The charges were referred to a special court martial by USMC Major General Julian D. Alford, who heads Marine Training Command. Mr Parlatore said he hoped Marine Corps officials would agree to issue Lt. Col. Scheller only a letter of reprimand that might allow him to retain some of his veteran benefits after his departure from the military. service.

With 17 years of uniform, he agreed to forgo a 20-year pension and resign from his commission, his lawyers said. But military commanders rejected his request and dismissed him from his post as infantry battalion commander at Camp Lejeune.

When his commanding officer ordered him to quit his social media crusade, Lt. Col. Scheller also took to the internet to talk about it, saying at one point that “the system” should be taken down. He was fired as a battalion commander and spent a week in the brig at Camp Lejeune even before charges were laid.

“We need new blood and perspectives. It is time for a new generation to assume American power, ”Lt. Col. Scheller said in a video. “Follow me, and we’ll bring it all [expletive] system down – constitutionally – with one voice.

In addition to demanding a series of resignations from top Pentagon leadership, Lt. Col. Scheller called for charges against Marine Corps General Frank McKenzie, Jr., commander of United States Central Command to be dropped. who was in general command of Afghanistan during the collapse of the US-backed Afghan government and army.

His imprisonment drew strong reactions from the public, some turning him into a famous political cause.

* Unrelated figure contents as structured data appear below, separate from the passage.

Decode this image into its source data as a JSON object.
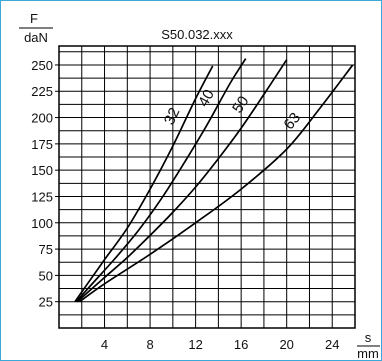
{
  "chart_data": {
    "type": "line",
    "title": "S50.032.xxx",
    "ylabel_top": "F",
    "ylabel_bottom": "daN",
    "xlabel_top": "s",
    "xlabel_bottom": "mm",
    "xlim": [
      0,
      26
    ],
    "ylim": [
      0,
      268
    ],
    "x_ticks": [
      4,
      8,
      12,
      16,
      20,
      24
    ],
    "y_ticks": [
      25,
      50,
      75,
      100,
      125,
      150,
      175,
      200,
      225,
      250
    ],
    "grid": true,
    "grid_x_step": 2,
    "grid_y_step": 12.5,
    "series": [
      {
        "name": "32",
        "points": [
          [
            1.4,
            25
          ],
          [
            2.5,
            42
          ],
          [
            4,
            65
          ],
          [
            6,
            95
          ],
          [
            8,
            132
          ],
          [
            10,
            173
          ],
          [
            12,
            218
          ],
          [
            13.5,
            249
          ]
        ]
      },
      {
        "name": "40",
        "points": [
          [
            1.5,
            25
          ],
          [
            3,
            43
          ],
          [
            5,
            67
          ],
          [
            7,
            93
          ],
          [
            9,
            123
          ],
          [
            11,
            157
          ],
          [
            13,
            193
          ],
          [
            15,
            232
          ],
          [
            16.4,
            256
          ]
        ]
      },
      {
        "name": "50",
        "points": [
          [
            1.6,
            25
          ],
          [
            4,
            48
          ],
          [
            6,
            67
          ],
          [
            8,
            88
          ],
          [
            10,
            110
          ],
          [
            12,
            134
          ],
          [
            14,
            161
          ],
          [
            16,
            190
          ],
          [
            18,
            222
          ],
          [
            20,
            255
          ]
        ]
      },
      {
        "name": "63",
        "points": [
          [
            1.8,
            25
          ],
          [
            4,
            42
          ],
          [
            8,
            70
          ],
          [
            12,
            100
          ],
          [
            16,
            132
          ],
          [
            20,
            170
          ],
          [
            23,
            210
          ],
          [
            25.8,
            250
          ]
        ]
      }
    ]
  }
}
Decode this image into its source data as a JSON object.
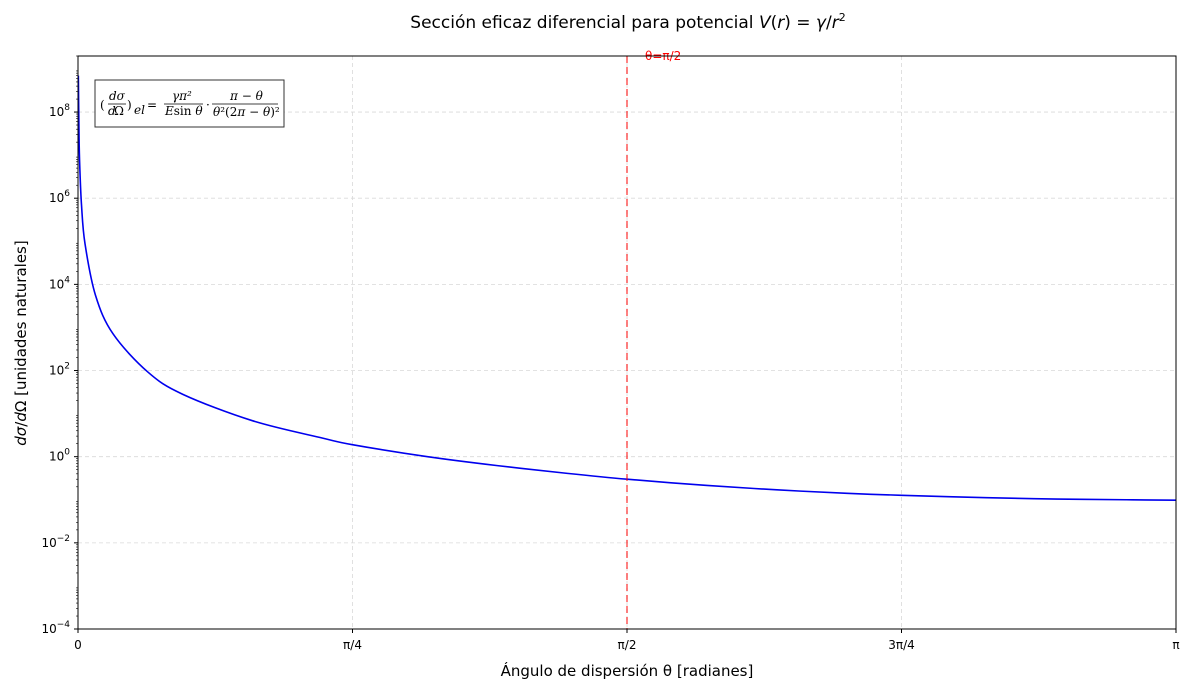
{
  "chart_data": {
    "type": "line",
    "title": "Sección eficaz diferencial para potencial V(r) = γ/r²",
    "xlabel": "Ángulo de dispersión θ [radianes]",
    "ylabel": "dσ/dΩ [unidades naturales]",
    "x_scale": "linear",
    "y_scale": "log",
    "xlim": [
      0,
      3.14159265
    ],
    "ylim": [
      0.0001,
      2000000000
    ],
    "grid": true,
    "x_ticks": [
      {
        "value": 0,
        "label": "0"
      },
      {
        "value": 0.78539816,
        "label": "π/4"
      },
      {
        "value": 1.57079633,
        "label": "π/2"
      },
      {
        "value": 2.35619449,
        "label": "3π/4"
      },
      {
        "value": 3.14159265,
        "label": "π"
      }
    ],
    "y_ticks": [
      {
        "value": 0.0001,
        "base": "10",
        "exp": "−4"
      },
      {
        "value": 0.01,
        "base": "10",
        "exp": "−2"
      },
      {
        "value": 1,
        "base": "10",
        "exp": "0"
      },
      {
        "value": 100,
        "base": "10",
        "exp": "2"
      },
      {
        "value": 10000,
        "base": "10",
        "exp": "4"
      },
      {
        "value": 1000000,
        "base": "10",
        "exp": "6"
      },
      {
        "value": 100000000,
        "base": "10",
        "exp": "8"
      }
    ],
    "series": [
      {
        "color": "#0000ee",
        "x": [
          0.001,
          0.003,
          0.005,
          0.01,
          0.02,
          0.05,
          0.1,
          0.2,
          0.3,
          0.5,
          0.7,
          0.785,
          1.0,
          1.2,
          1.4,
          1.571,
          1.8,
          2.0,
          2.2,
          2.356,
          2.6,
          2.8,
          3.0,
          3.1416
        ],
        "y": [
          700000000,
          26000000,
          5600000,
          700000,
          88000,
          5600,
          715,
          92,
          28,
          6.8,
          2.7,
          1.9,
          1.0,
          0.62,
          0.41,
          0.3,
          0.215,
          0.17,
          0.141,
          0.127,
          0.112,
          0.104,
          0.1,
          0.098
        ]
      }
    ],
    "annotations": [
      {
        "type": "vline",
        "x": 1.57079633,
        "color": "#ff0000",
        "style": "dashed",
        "label": "θ=π/2"
      }
    ],
    "formula_box": "(dσ/dΩ)_el = γπ² / (E sin θ) · (π − θ) / (θ²(2π − θ)²)",
    "legend": "none"
  }
}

His lawyer compared the treatment of Lt. Col. Scheller for making videos critical of military leadership with that of General Mark Milley, Chairman of the Joint Chiefs, who gave smacking interviews to former President Trump to Washington Post reporter Bob Woodward for his new book.

“It’s a double standard. How bad do you want to hit [Lt. Col. Scheller] Unless you want to bring in Milley and a number of other people? Said Mr. Parlatore. “Stu Scheller is going to teach Pentagon leaders a lesson in what taking responsibility looks like.”

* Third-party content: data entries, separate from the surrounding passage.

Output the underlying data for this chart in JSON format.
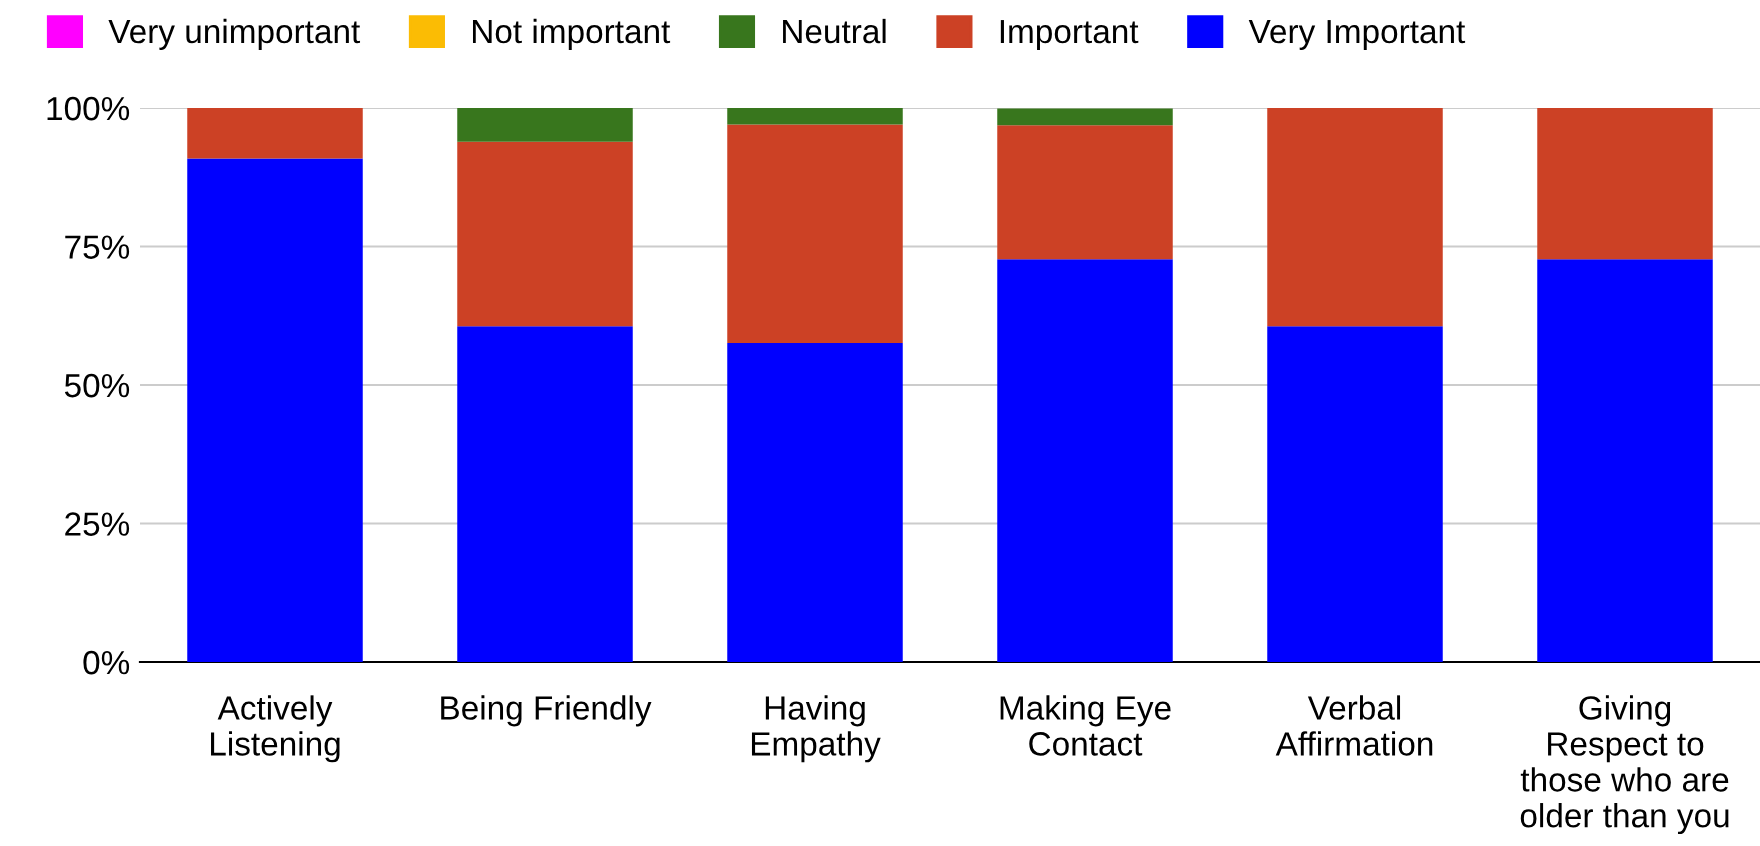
{
  "chart_data": {
    "type": "bar",
    "stacked": true,
    "categories": [
      "Actively\nListening",
      "Being Friendly",
      "Having\nEmpathy",
      "Making Eye\nContact",
      "Verbal\nAffirmation",
      "Giving\nRespect to\nthose who are\nolder than you"
    ],
    "series": [
      {
        "name": "Very Important",
        "color": "#0000ff",
        "values": [
          90.9,
          60.6,
          57.6,
          72.7,
          60.6,
          72.7
        ]
      },
      {
        "name": "Important",
        "color": "#cc4125",
        "values": [
          9.1,
          33.3,
          39.4,
          24.2,
          39.4,
          27.3
        ]
      },
      {
        "name": "Neutral",
        "color": "#38761d",
        "values": [
          0,
          6.1,
          3.0,
          3.0,
          0,
          0
        ]
      },
      {
        "name": "Not important",
        "color": "#fbbc04",
        "values": [
          0,
          0,
          0,
          0,
          0,
          0
        ]
      },
      {
        "name": "Very unimportant",
        "color": "#ff00ff",
        "values": [
          0,
          0,
          0,
          0,
          0,
          0
        ]
      }
    ],
    "ylim": [
      0,
      100
    ],
    "yticks": [
      {
        "value": 0,
        "label": "0%"
      },
      {
        "value": 25,
        "label": "25%"
      },
      {
        "value": 50,
        "label": "50%"
      },
      {
        "value": 75,
        "label": "75%"
      },
      {
        "value": 100,
        "label": "100%"
      }
    ],
    "grid": "y",
    "legend": "top"
  }
}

More than a dozen GOP lawmakers on Capitol Hill last month called for his release from pre-trial detention. Some have compared his case to that of Army General Billy Mitchell, whose defense of the need for air power in the aftermath of World War I and harsh criticism from his superiors resulted in a court martial, but who was then praised when many of his reviews proved valid.

But Lt. Col. Scheller has also drawn criticism online for the way he has broadcast his views, especially from veterans and the military.

“He had a little bit of morality until that second video where he trashed everything,” wrote a Reddit poster called “Imperial Engagement.”

Another commentator said Lt. Col. Scheller was “determined to be a rebel and it’s getting boring.”

“I knew him years ago and he was good to go. This version of him is sad and annoying, ”said the commentator who called himself“ Old Rebel ”. “… Now he’s posting on social media just to disobey a written (and) direct order not to post on social media.”